Best Practices
Running Terrateam in production requires thoughtful infrastructure decisions to ensure reliability, security, and scalability. This guide outlines best practices specific to Terrateam deployments.
Database (PostgreSQL)
Terrateam requires a PostgreSQL database to store state and workflow metadata. Any PostgreSQL deployment works, whether self-hosted or managed.
- Backups should retain at least 7 days of history to enable recovery if needed.
- Enable point-in-time recovery (PITR) if your database provider supports it.
- Use read replicas for failover support.
- Restrict network access to ensure only the Terrateam server can connect.
Terrateam Server Deployment
Terrateam servers are stateless and can be horizontally scaled.
- Run multiple instances to avoid a single point of failure.
- All instances must point to the same PostgreSQL database.
- Use a process manager like
systemd
,supervisord
, or an orchestrator like Kubernetes. - Ensure logs are collected for debugging and auditing.
Load Balancer and Health Checks
A load balancer is required to distribute traffic across multiple Terrateam servers.
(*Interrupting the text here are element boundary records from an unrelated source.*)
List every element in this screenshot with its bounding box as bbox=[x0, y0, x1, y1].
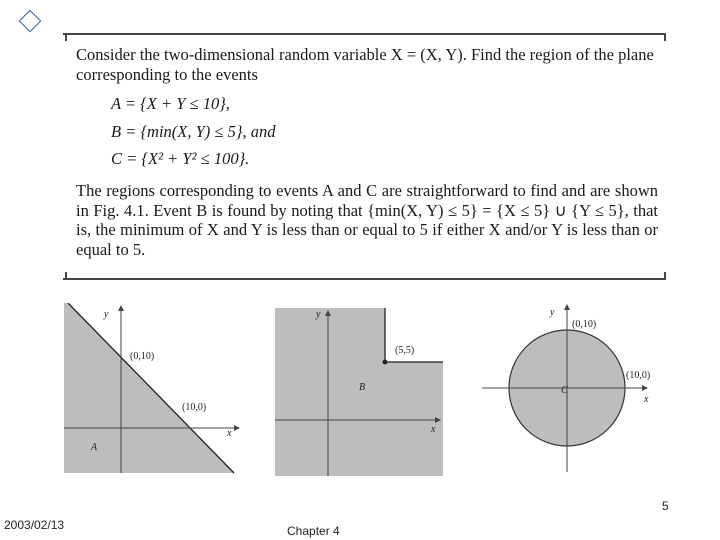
x-axis-label: x bbox=[644, 394, 649, 405]
page-number: 5 bbox=[662, 499, 669, 513]
corner-point bbox=[383, 360, 388, 365]
problem-text-box bbox=[63, 33, 666, 280]
x-axis-arrow-icon bbox=[642, 385, 648, 391]
y-axis-label: y bbox=[316, 309, 321, 320]
x-intercept-label: (10,0) bbox=[182, 402, 207, 413]
figure-region-b bbox=[275, 308, 450, 478]
event-b-definition: B = {min(X, Y) ≤ 5}, and bbox=[111, 122, 276, 141]
box-corner-tick bbox=[664, 272, 666, 278]
region-b-label: B bbox=[359, 382, 366, 393]
box-corner-tick bbox=[664, 35, 666, 41]
figure-region-c bbox=[480, 300, 670, 475]
x-axis-label: x bbox=[431, 424, 436, 435]
event-c-definition: C = {X² + Y² ≤ 100}. bbox=[111, 149, 250, 168]
event-a-definition: A = {X + Y ≤ 10}, bbox=[111, 94, 230, 113]
y-axis-arrow-icon bbox=[564, 304, 570, 310]
region-a-label: A bbox=[91, 442, 98, 453]
box-corner-tick bbox=[65, 272, 67, 278]
box-corner-tick bbox=[65, 35, 67, 41]
y-axis-label: y bbox=[550, 307, 555, 318]
problem-intro: Consider the two-dimensional random variable X = (X, Y). Find the region of the plane corresponding to the events bbox=[76, 45, 654, 84]
x-axis-label: x bbox=[227, 428, 232, 439]
right-point-label: (10,0) bbox=[626, 370, 651, 381]
x-axis-arrow-icon bbox=[234, 425, 240, 431]
footer-chapter: Chapter 4 bbox=[287, 524, 340, 538]
figure-region-a bbox=[64, 303, 244, 478]
y-intercept-label: (0,10) bbox=[130, 351, 155, 362]
y-axis-label: y bbox=[104, 309, 109, 320]
top-point-label: (0,10) bbox=[572, 319, 597, 330]
solution-text: The regions corresponding to events A and C are straightforward to find and are shown in Fig. 4.1. Event B is found by noting that {min(X, Y) ≤ 5} = {X ≤ 5} ∪ {Y ≤ 5}, that is, the minimum of X and Y is less than or equal to 5 if either X and/or Y is less than or equal to 5. bbox=[76, 181, 658, 259]
footer-date: 2003/02/13 bbox=[4, 518, 65, 532]
corner-label: (5,5) bbox=[395, 345, 415, 356]
y-axis-arrow-icon bbox=[118, 305, 124, 311]
diamond-bullet-icon bbox=[19, 10, 42, 33]
region-c-label: C bbox=[561, 385, 568, 396]
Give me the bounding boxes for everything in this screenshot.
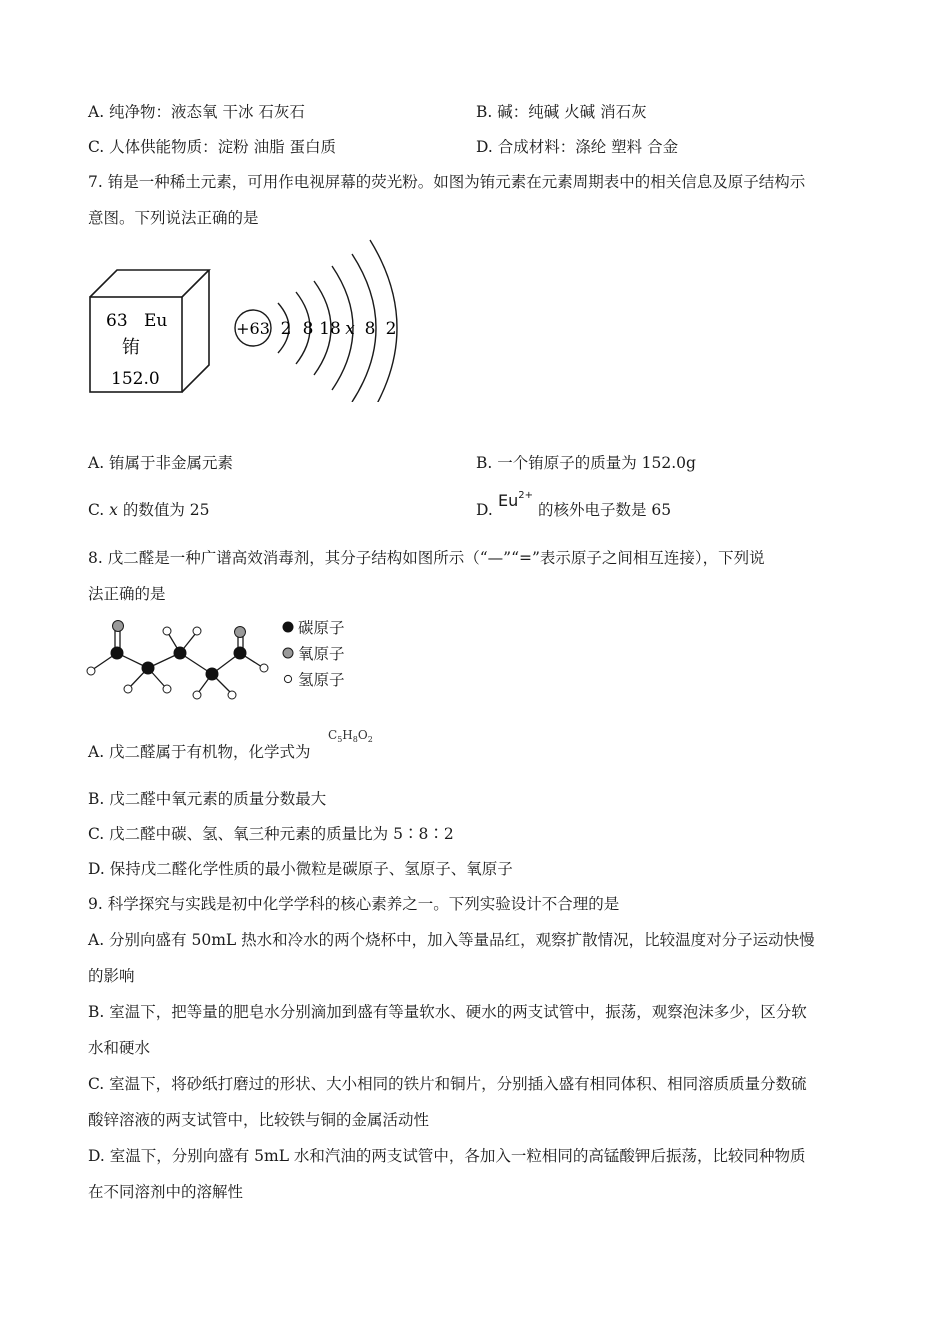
q8-option-b: B. 戊二醛中氧元素的质量分数最大 bbox=[88, 790, 327, 808]
q7-option-c bbox=[88, 500, 210, 520]
q7-stem-line1: 7. 铕是一种稀土元素，可用作电视屏幕的荧光粉。如图为铕元素在元素周期表中的相关信息及原子结构示 bbox=[88, 173, 806, 191]
q7-option-d-charge: 2+ bbox=[518, 490, 533, 501]
oxygen-atom bbox=[113, 621, 124, 632]
legend-hydrogen-label: 氢原子 bbox=[298, 671, 345, 689]
hydrogen-atom bbox=[193, 691, 201, 699]
q8-option-a-text: A. 戊二醛属于有机物，化学式为 bbox=[88, 743, 311, 761]
q9-option-a-line2: 的影响 bbox=[88, 967, 135, 985]
glutaraldehyde-molecule bbox=[82, 616, 282, 706]
hydrogen-atom bbox=[228, 691, 236, 699]
atomic-number: 63 bbox=[106, 311, 128, 331]
q8-stem-line2: 法正确的是 bbox=[88, 585, 166, 603]
q9-option-a-line1: A. 分别向盛有 50mL 热水和冷水的两个烧杯中，加入等量品红，观察扩散情况，比较温度对分子运动快慢 bbox=[88, 931, 815, 949]
q8-formula: $C_5H_8O_2$ bbox=[328, 728, 373, 744]
hydrogen-atom bbox=[193, 627, 201, 635]
q9-option-c-line1: C. 室温下，将砂纸打磨过的形状、大小相同的铁片和铜片，分别插入盛有相同体积、相同溶质质量分数硫 bbox=[88, 1075, 807, 1093]
q9-option-c-line2: 酸锌溶液的两支试管中，比较铁与铜的金属活动性 bbox=[88, 1111, 430, 1129]
hydrogen-atom bbox=[87, 667, 95, 675]
q7-option-c-prefix: C. bbox=[88, 501, 110, 519]
q9-option-d-line1: D. 室温下，分别向盛有 5mL 水和汽油的两支试管中，各加入一粒相同的高锰酸钾后振荡，比较同种物质 bbox=[88, 1147, 806, 1165]
legend-oxygen-dot bbox=[281, 646, 295, 660]
oxygen-atom bbox=[235, 627, 246, 638]
carbon-atom bbox=[174, 647, 187, 660]
legend-carbon-label: 碳原子 bbox=[298, 619, 345, 637]
hydrogen-atom bbox=[260, 664, 268, 672]
hydrogen-atom bbox=[163, 685, 171, 693]
legend-hydrogen-dot bbox=[281, 672, 295, 686]
carbon-atom bbox=[142, 662, 155, 675]
q9-option-d-line2: 在不同溶剂中的溶解性 bbox=[88, 1183, 244, 1201]
hydrogen-atom bbox=[163, 627, 171, 635]
q7-option-b: B. 一个铕原子的质量为 152.0g bbox=[476, 454, 696, 472]
atomic-mass: 152.0 bbox=[111, 369, 160, 389]
element-name: 铕 bbox=[122, 337, 140, 358]
q8-option-a bbox=[88, 742, 311, 762]
q6-option-b: B. 碱：纯碱 火碱 消石灰 bbox=[476, 103, 647, 121]
shell-1-electrons: 2 bbox=[280, 319, 292, 339]
shell-5-electrons: 8 bbox=[364, 319, 376, 339]
europium-figure bbox=[80, 232, 420, 402]
q7-stem-line2: 意图。下列说法正确的是 bbox=[88, 209, 259, 227]
shell-3-electrons: 18 bbox=[319, 319, 341, 339]
shell-2-electrons: 8 bbox=[302, 319, 314, 339]
q8-stem-line1: 8. 戊二醛是一种广谱高效消毒剂，其分子结构如图所示（“—”“=”表示原子之间相互连接），下列说 bbox=[88, 549, 765, 567]
q7-option-d-prefix: D. bbox=[476, 501, 493, 519]
shell-4-electrons: x bbox=[345, 319, 355, 339]
q6-option-c: C. 人体供能物质：淀粉 油脂 蛋白质 bbox=[88, 138, 337, 156]
hydrogen-atom bbox=[124, 685, 132, 693]
carbon-atom bbox=[111, 647, 124, 660]
q6-option-d: D. 合成材料：涤纶 塑料 合金 bbox=[476, 138, 679, 156]
q9-option-b-line1: B. 室温下，把等量的肥皂水分别滴加到盛有等量软水、硬水的两支试管中，振荡，观察泡沫多少，区分软 bbox=[88, 1003, 807, 1021]
q9-option-b-line2: 水和硬水 bbox=[88, 1039, 151, 1057]
legend-carbon-dot bbox=[281, 620, 295, 634]
q7-option-c-variable: x bbox=[109, 501, 118, 519]
q6-option-a: A. 纯净物：液态氧 干冰 石灰石 bbox=[88, 103, 305, 121]
nucleus-charge: +63 bbox=[236, 319, 270, 338]
q7-option-a: A. 铕属于非金属元素 bbox=[88, 454, 234, 472]
carbon-atom bbox=[206, 668, 219, 681]
q8-option-d: D. 保持戊二醛化学性质的最小微粒是碳原子、氢原子、氧原子 bbox=[88, 860, 513, 878]
q7-option-c-suffix: 的数值为 25 bbox=[117, 501, 210, 519]
legend-oxygen-label: 氧原子 bbox=[298, 645, 345, 663]
shell-6-electrons: 2 bbox=[385, 319, 397, 339]
carbon-atom bbox=[234, 647, 247, 660]
q7-option-d-ion: $Eu^{2+}$ bbox=[498, 490, 533, 510]
q9-stem: 9. 科学探究与实践是初中化学学科的核心素养之一。下列实验设计不合理的是 bbox=[88, 895, 620, 913]
q8-option-c: C. 戊二醛中碳、氢、氧三种元素的质量比为 5∶8∶2 bbox=[88, 825, 454, 843]
q7-option-d-suffix: 的核外电子数是 65 bbox=[538, 501, 672, 519]
element-symbol: Eu bbox=[144, 311, 168, 331]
- Configure the load balancer to check the
/health
endpoint. - Use connection draining to ensure requests finish before stopping an instance.
- Enable automatic failover so unhealthy instances are removed from rotation.
Rolling Restarts and Zero Downtime Deployments
Since Terrateam is stateless, updates can be deployed without downtime.
- Rolling restarts ensure no instance is removed before another is ready.
- Load balancers should have a deregistration delay so active requests complete before an instance stops.
- Always monitor the
/health
endpoint after deploying changes.
Security Hardening
Terrateam interacts with infrastructure credentials and GitHub repositories, so security should be a priority.
- Use the principle of least privilege for database and cloud access.
- Store credentials securely with a secret manager or environment variables.
- Restrict access to Terrateam’s API to trusted sources only.
- Use TLS to encrypt database and API traffic.
- Regularly rotate database and GitHub app credentials.
Scaling Considerations
Terrateam scales based on repository activity and concurrent workflows.
- Multiple instances can handle high request volumes.
- The database is the main bottleneck.
- Consider auto-scaling based on CPU/memory usage or request volume.
Disaster Recovery
Have a plan to restore operations if something goes wrong.
- Regularly test database backups.
- Maintain a rollback strategy for failed deployments.
- Use multiple availability zones if hosting Terrateam in the cloud.
- Document recovery procedures for quick response during incidents.
GitHub Webhook Reliability
Terrateam relies on GitHub webhooks for processing infrastructure changes.
- Ensure the Terrateam server is accessible from GitHub’s webhook IPs.
- Monitor webhook delivery logs in GitHub to catch failures early.
Following these best practices ensures a stable, secure, and scalable Terrateam deployment.